Zestaw klasyczny, również klasyczne jest wyposażenie mikrofonu w przelotkę z potencjometrem pozwalającym regulować poziom sygnału. Mikrofon Shure 545SD jest lubiany przez harmonijkarzy, bo jest to w sumie zwykły Shure, ale z transformatorowym wyjściem o wysokiej impedancji, a co za tym idzie, wyższym poziomem sygnału. Jak wysokim, na ile wyższym? Sprawdziłem 😉
Podczas nagrań, „na wypadek wszelki”, oprócz mikrofonu zbierającego sygnał ze wzmacniacza (w tej roli widoczny klasyczny Shure SM57), wykorzystaliśmy DAW-AMPa, nagrywając jednocześnie sygnał „liniowy”, to znaczy bezpośrednio z mikrofonu – do ewentualnego późniejszego reampingu, jakby co. Każdy normalny realizator podłącza mikrofon do przedwzmacniacza mikrofonowego, a nie bezpośrednio do interfejsu, ale… DAW-AMP jest, jak wiemy buforem o impedancji wejściowej 1MΩ, z możliwością skokowej zmiany poziomu wyjściowego.
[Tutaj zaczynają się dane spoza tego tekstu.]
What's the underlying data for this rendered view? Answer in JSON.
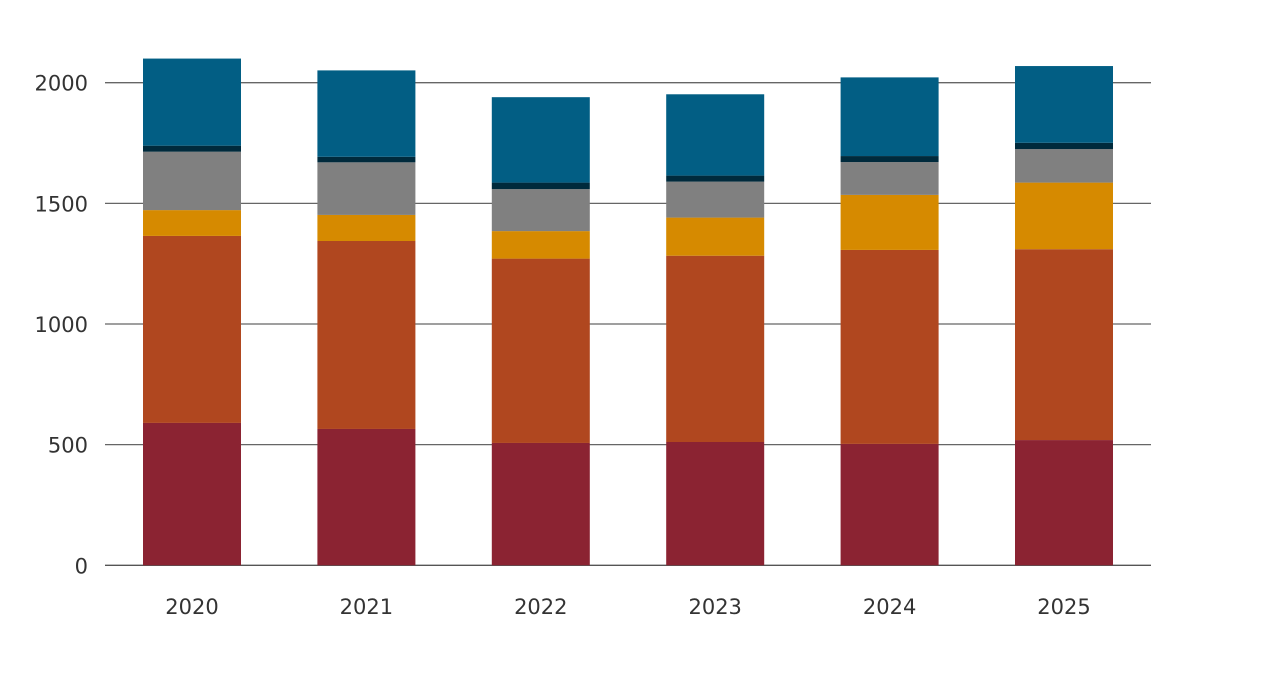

Sygnał na wyjściu DAW może być 6dB wyższy albo 6dB niższy niż sygnał wejściowy. Podczas prób i ponad rocznego użytkowania DAW-AMPa nie zdarzyło się, żeby w trybie HIGH, czyli wzmacniając sygnał z gitary o 6dB, przesterować interfejs pracujący z poziomem +4dBu. Zawsze, nawet przy najsilniejszych pasywnych gitarach ze strunami wręcz leżącymi na przetworniku zostaje parę dB zapasu (nawet, jak się uderzy struną w nabiegunniki), tak więc bez skrupułów podłączyłem mikrofon harmonijkowy zamiast gitary i rozpoczęliśmy nagrania. Przypomnę – sygnał z mikrofonu wzmacniany jest o 6dB (dwukrotnie) i kierowany bezpośrednio na wejście interfejsu +4dB. Efekty nagrań – poniżej: Przyznam, że nie przyszło mi początkowo do głowy, żeby w ogóle sprawdzać poziom sygnału mikrofonu podłączonego praktycznie bezpośrednio do interfejsu +4 – a to błąd. Jak widać, szczyty są obcięte i to dość konkretnie, a taki sygnał słabo nadaje się do dalszej obróbki – to jednak harmonijka, a nie gitara.
Interfejs Digi 96io kalibrowany jest nietypowo, na -14dBFS. Oznacza to, że do maksymalnego wysterowania, „pod dach”, wymaga sygnału o 14dB wyższego niż nominalny, w tym wypadku +4dBu. Tak więc, ponieważ mamy ewidentny przester, sygnał dostarczany z DAW-AMPa do interfejsu ma poziom wyższy niż +18dBu. W DAW-AMPie mamy wzmocnienie +6dB, co oznacza, że mikrofon harmonijkowy ma poziom wyjściowy przekraczający +12dBu!!! Sam mikrofon, bez przedwzmacniacza! Poziom szczytowy tego sygnału – z mikrofonu! – przekracza 4V. Tak, cztery wolty ze zwykłego mikrofonu! Oczywiście, do uzyskania takiego poziomu wymagana jest odpowiednio wysoka impedancja obciążenia, no, ale piec gitarowy (i DAW-AMP) takową posiada.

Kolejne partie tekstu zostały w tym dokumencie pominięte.